Nikulnikova travels alone. She describes herself as petite and not strongly built. She is not an athlete trying to set records, rather an average person who wants to better understand the world with the help of a bicycle. She began going on bicycle tours after her mother died, because they kept her from wallowing in her grief. First, she cycled around Moscow Oblast and then decided to go on long-distance rides. As she put it, riding solo puts her in a happy place, even though these trips have their share of challenges and can be scary. She repairs her bicycle and tent herself.

Tatyana Nikulnikova
Moscow cyclist Tatyana Nikulnikova, who was inspired to replicate part of Travin’s solo journey.

Out of her five bicycles, Nikulnikova chose to ride her fatbike around northern Russia, because it has wide tires and is essentially an all-terrain vehicle that can handle not only bad roads but also bogs, marshland, and mud. This summer, she had to cross the Northern Urals, Arkhangelsk Oblast, and the Komi Republic, including historic routes along the Kozhim and Pechora rivers. She was forced to deal with more than her fair share of difficulties – gnats, bad weather, poor roads, and having to cross rivers. She took a small, inflatable boat with collapsible oars on which she and her bicycle crossed lakes, rivers, the taiga, and the tundra, taking on the vastness that is Russia.

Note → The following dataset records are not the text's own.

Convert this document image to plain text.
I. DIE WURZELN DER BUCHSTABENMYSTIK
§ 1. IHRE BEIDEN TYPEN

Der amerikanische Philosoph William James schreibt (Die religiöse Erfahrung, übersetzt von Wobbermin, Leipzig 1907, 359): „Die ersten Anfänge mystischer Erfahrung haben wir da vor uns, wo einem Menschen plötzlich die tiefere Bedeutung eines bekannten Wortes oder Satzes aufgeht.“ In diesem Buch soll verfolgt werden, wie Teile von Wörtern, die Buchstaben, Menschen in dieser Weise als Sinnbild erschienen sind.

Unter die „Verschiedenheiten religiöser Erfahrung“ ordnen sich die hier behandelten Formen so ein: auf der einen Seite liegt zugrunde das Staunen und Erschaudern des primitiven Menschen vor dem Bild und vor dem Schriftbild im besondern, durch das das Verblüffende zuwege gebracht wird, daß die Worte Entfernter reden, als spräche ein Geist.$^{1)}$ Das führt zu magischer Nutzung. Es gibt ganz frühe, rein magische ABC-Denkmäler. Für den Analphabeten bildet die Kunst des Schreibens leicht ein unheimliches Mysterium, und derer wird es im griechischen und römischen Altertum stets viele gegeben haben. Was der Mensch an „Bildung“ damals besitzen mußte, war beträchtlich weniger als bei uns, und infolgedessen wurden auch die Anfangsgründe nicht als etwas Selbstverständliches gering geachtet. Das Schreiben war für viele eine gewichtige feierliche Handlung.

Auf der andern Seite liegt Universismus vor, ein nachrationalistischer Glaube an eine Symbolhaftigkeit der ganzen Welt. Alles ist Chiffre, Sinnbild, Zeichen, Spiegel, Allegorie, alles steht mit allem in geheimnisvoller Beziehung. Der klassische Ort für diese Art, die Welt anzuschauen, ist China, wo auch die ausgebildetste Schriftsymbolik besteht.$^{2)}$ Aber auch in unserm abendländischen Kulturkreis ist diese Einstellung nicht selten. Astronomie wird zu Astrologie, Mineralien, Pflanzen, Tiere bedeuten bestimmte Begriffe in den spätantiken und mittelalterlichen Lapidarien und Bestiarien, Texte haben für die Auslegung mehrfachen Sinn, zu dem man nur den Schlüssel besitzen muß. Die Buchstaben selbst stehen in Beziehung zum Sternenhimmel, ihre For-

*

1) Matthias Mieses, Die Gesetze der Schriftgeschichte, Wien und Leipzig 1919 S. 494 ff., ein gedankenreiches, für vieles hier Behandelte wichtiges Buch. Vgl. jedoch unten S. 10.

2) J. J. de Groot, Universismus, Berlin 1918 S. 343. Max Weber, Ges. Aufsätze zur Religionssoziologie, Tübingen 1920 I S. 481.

Incidentally, even with all her gear, Nikulnikova’s bicycle weighed about 88 pounds, approximately half that of Travin’s loaded bicycle. Although she had even fewer things along to help her than Travin did, she still became the first woman to travel from Karelia to the Polar Urals by bicycle and on foot. As one can imagine, traveling by bicycle or on foot is drastically different from taking a train, car or airplane, as outdoor adventurists find themselves alone with the land and witness the beauty of natural regions and landscapes for themselves. It is truly a very special experience for people to see the Lovozero Massif, the White Sea, Pomor villages, and the Barents Sea.

To this day, many have tried to repeat Travin’s feat, but none has yet been able to complete the entire route uninterrupted.